# Custom Neural Network Layers
[](https://gitee.com/mindspore/docs/blob/r2.4.10/docs/mindspore/source_en/model_train/custom_program/network_custom.md)
Normally, the neural network layer interface and function interface provided by MindSpore can meet the model construction requirements, but since the AI field is constantly updating, it is possible to encounter new network structures without built-in modules. At this point, we can customize the neural network layer through the function interface provided by MindSpore, Primitive operator, and can use the `Cell.bprop` method to customize the reverse. The following are the details of each of the three customization methods.

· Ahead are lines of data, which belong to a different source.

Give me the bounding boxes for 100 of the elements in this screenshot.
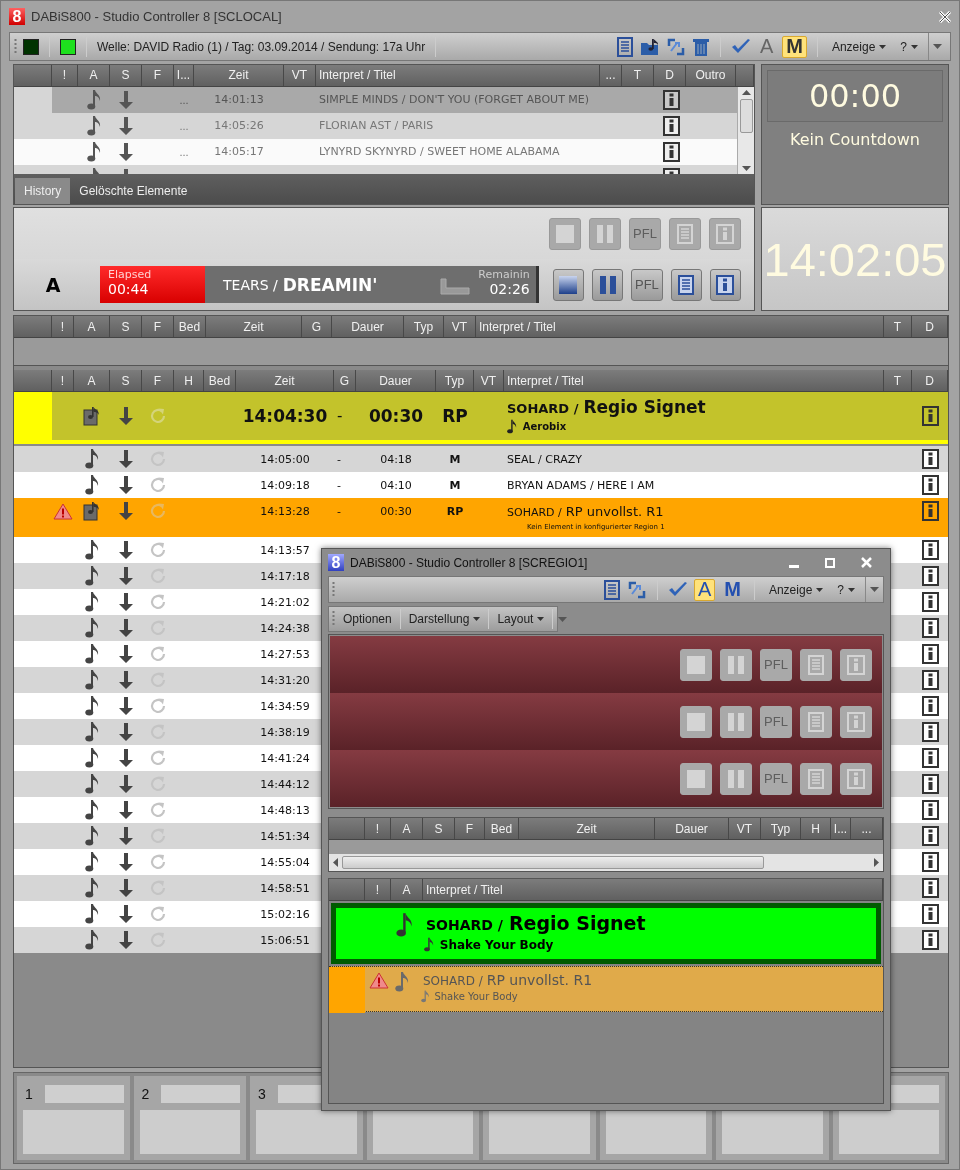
column-header: Bed: [178, 319, 201, 334]
type-cell: M: [449, 478, 461, 492]
time-cell: 14:21:02: [260, 595, 310, 609]
ellipsis-marker: ...: [179, 119, 189, 132]
time-cell: 14:31:20: [260, 673, 310, 687]
column-header: ...: [861, 821, 872, 836]
remaining-label: Remainin: [478, 268, 530, 281]
window-title: DABiS800 - Studio Controller 8 [SCLOCAL]: [31, 9, 282, 24]
column-header: Zeit: [576, 821, 597, 836]
column-header: Zeit: [274, 373, 295, 388]
track-title: RP unvollst. R1: [486, 972, 593, 988]
track-title: RP unvollst. R1: [565, 504, 664, 519]
column-header: F: [153, 373, 162, 388]
column-header: Dauer: [379, 373, 412, 388]
time-cell: 14:34:59: [260, 699, 310, 713]
window-title: DABiS800 - Studio Controller 8 [SCREGIO1]: [350, 555, 588, 570]
column-header: Outro: [695, 68, 726, 83]
track-title: SEAL / CRAZY: [507, 452, 582, 466]
column-header: Interpret / Titel: [426, 882, 503, 897]
column-header: Interpret / Titel: [479, 319, 556, 334]
track-title: Regio Signet: [583, 397, 706, 418]
column-header: A: [402, 882, 411, 897]
column-header: T: [893, 373, 902, 388]
column-header: T: [893, 319, 902, 334]
column-header: G: [339, 373, 350, 388]
column-header: VT: [736, 821, 753, 836]
time-cell: 14:17:18: [260, 569, 310, 583]
column-header: H: [184, 373, 193, 388]
subtitle: Shake Your Body: [439, 937, 554, 952]
artist-name: TEARS /: [223, 276, 278, 293]
duration-cell: 00:30: [368, 406, 424, 426]
artist-name: SOHARD /: [423, 974, 483, 988]
column-header: Interpret / Titel: [507, 373, 584, 388]
time-cell: 14:44:12: [260, 777, 310, 791]
broadcast-info: Welle: DAVID Radio (1) / Tag: 03.09.2014 / Sendung: 17a Uhr: [97, 39, 426, 54]
column-header: A: [87, 319, 96, 334]
column-header: I...: [833, 821, 848, 836]
type-cell: M: [449, 452, 461, 466]
column-header: H: [811, 821, 820, 836]
ellipsis-marker: ...: [179, 145, 189, 158]
column-header: ...: [605, 68, 616, 83]
column-header: F: [153, 319, 162, 334]
column-header: !: [375, 882, 380, 897]
track-title: FLORIAN AST / PARIS: [319, 119, 434, 133]
column-header: Typ: [770, 821, 791, 836]
column-header: VT: [451, 319, 468, 334]
column-header: Bed: [208, 373, 231, 388]
time-cell: 14:27:53: [260, 647, 310, 661]
ellipsis-marker: ...: [179, 93, 189, 106]
time-cell: 14:38:19: [260, 725, 310, 739]
time-cell: 14:58:51: [260, 881, 310, 895]
track-title: BRYAN ADAMS / HERE I AM: [507, 478, 655, 492]
time-cell: 14:01:13: [214, 93, 264, 107]
column-header: VT: [291, 68, 308, 83]
app-logo: 8: [9, 8, 25, 25]
track-title: LYNYRD SKYNYRD / SWEET HOME ALABAMA: [319, 145, 560, 159]
time-cell: 14:13:57: [260, 543, 310, 557]
column-header: I...: [176, 68, 191, 83]
table-cell: -: [337, 478, 341, 492]
column-header: Interpret / Titel: [319, 68, 396, 83]
time-cell: 14:09:18: [260, 478, 310, 492]
column-header: D: [925, 319, 934, 334]
time-cell: 14:24:38: [260, 621, 310, 635]
slot-number: 2: [141, 1086, 150, 1102]
column-header: Bed: [490, 821, 513, 836]
artist-name: SOHARD /: [426, 917, 503, 933]
type-cell: RP: [446, 504, 464, 518]
column-header: !: [60, 373, 65, 388]
time-cell: 14:48:13: [260, 803, 310, 817]
subtitle: Aerobix: [522, 421, 567, 433]
track-title: DREAMIN': [282, 274, 378, 295]
table-cell: -: [337, 452, 341, 466]
artist-name: SOHARD /: [507, 401, 579, 417]
subtitle: Shake Your Body: [434, 991, 518, 1003]
column-header: Typ: [413, 319, 434, 334]
time-cell: 15:02:16: [260, 907, 310, 921]
column-header: !: [62, 68, 67, 83]
time-cell: 14:41:24: [260, 751, 310, 765]
type-cell: RP: [442, 406, 468, 426]
column-header: A: [402, 821, 411, 836]
time-cell: 14:05:26: [214, 119, 264, 133]
track-title: SIMPLE MINDS / DON'T YOU (FORGET ABOUT ME): [319, 93, 590, 107]
column-header: !: [375, 821, 380, 836]
track-title: Regio Signet: [508, 912, 646, 934]
countdown-time: 00:00: [808, 77, 902, 115]
column-header: Zeit: [243, 319, 264, 334]
column-header: S: [121, 319, 130, 334]
time-cell: 14:05:00: [260, 452, 310, 466]
column-header: Typ: [444, 373, 465, 388]
column-header: G: [311, 319, 322, 334]
column-header: D: [665, 68, 674, 83]
column-header: D: [925, 373, 934, 388]
duration-cell: 00:30: [380, 504, 412, 518]
column-header: Dauer: [351, 319, 384, 334]
column-header: F: [153, 68, 162, 83]
column-header: F: [465, 821, 474, 836]
column-header: S: [121, 68, 130, 83]
slot-number: 1: [25, 1086, 33, 1102]
duration-cell: 04:18: [380, 452, 412, 466]
time-cell: 14:04:30: [242, 406, 328, 426]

## Constructing Neural Network Layers by Using the Function Interface
MindSpore provides a large number of basic function interfaces, which can be used to construct complex Tensor operations, encapsulated as neural network layers. The following is an example of `Threshold` with the following equation:
$$
y =\begin{cases}
x, &\text{ if } x > \text{threshold} \\
\text{value}, &\text{ otherwise }
\end{cases}
$$
It can be seen that `Threshold` determines whether the value of the Tensor is greater than the `threshold` value, keeps the value whose judgment result is `True`, and replaces the value whose judgment result is `False`. Therefore, the corresponding implementation is as follows:
```python
import mindspore
import numpy as np
from mindspore import nn, ops, Tensor, Parameter
class Threshold(nn.Cell):
def __init__(self, threshold, value):
super().__init__()
self.threshold = threshold
self.value = value
def construct(self, inputs):
cond = ops.gt(inputs, self.threshold)
value = ops.fill(inputs.dtype, inputs.shape, self.value)
return ops.select(cond, inputs, value)
```
Here `ops.gt`, `ops.fill`, and `ops.select` are used to implement judgment and replacement respectively. The following custom `Threshold` layer is implemented:
```python
m = Threshold(0.1, 20)
inputs = mindspore.Tensor([0.1, 0.2, 0.3], mindspore.float32)
m(inputs)
```
```text
Tensor(shape=[3], dtype=Float32, value= [ 2.00000000e+01, 2.00000003e-01, 3.00000012e-01])
```
It can be seen that `inputs[0] = threshold`, so it is replaced with `20`.
## Custom Cell Reverse
In special scenarios, we not only need to customize the forward logic of the neural network layer, but also want to manually control the computation of its reverse, which we can define through the `Cell.bprop` interface. The function will be used in scenarios such as new neural network structure design and backward propagation speed optimization. In the following, we take `Dropout2d` as an example to introduce custom Cell reverse.
```python
class Dropout2d(nn.Cell):
def __init__(self, keep_prob):
super().__init__()
self.keep_prob = keep_prob
self.dropout2d = ops.Dropout2D(keep_prob)
def construct(self, x):
return self.dropout2d(x)
def bprop(self, x, out, dout):
_, mask = out
dy, _ = dout
if self.keep_prob != 0:
dy = dy * (1 / self.keep_prob)
dy = mask.astype(mindspore.float32) * dy
return (dy.astype(x.dtype), )
dropout_2d = Dropout2d(0.8)
dropout_2d.bprop_debug = True
```
The `bprop` method has three separate input parameters:
- *x*: Forward input. When there are multiple forward inputs, the same number of inputs are required.
- *out*: Forward input.
- *dout*: When backward propagation is performed, the current Cell executes the previous reverse result.
Generally we need to calculate the reverse result according to the reverse derivative formula based on the forward output and the reverse result of the front layer, and return it. The reverse calculation of `Dropout2d` requires masking the reverse result of the front layer based on the `mask` matrix of the forward output, and then scaling according to `keep_prob`. The final implementation can get the correct calculation result.
When customizing the reverse direction of a Cell, it supports extended writing in PyNative mode and can differentiate the weights inside the Cell. The specific columns are as follows:
```python
class NetWithParam(nn.Cell):
def __init__(self):
super(NetWithParam, self).__init__()
self.w = Parameter(Tensor(np.array([2.0], dtype=np.float32)), name='weight')
self.internal_params = [self.w]
def construct(self, x):
output = self.w * x
return output
def bprop(self, *args):
return (self.w * args[-1],), {self.w: args[0] * args[-1]}
```
`bprop` method supports *args as an input parameter, and the last data in the args array, `args[-1]` is the gradient returned to the cell. Set the weight of differentiation through `self.internal_params`, and return a tuple and a dictionary in the `bprop` function. Return the tuple corresponding to the input gradient, as well as the dictionary corresponding to the gradient with key as the weight and value as the weight.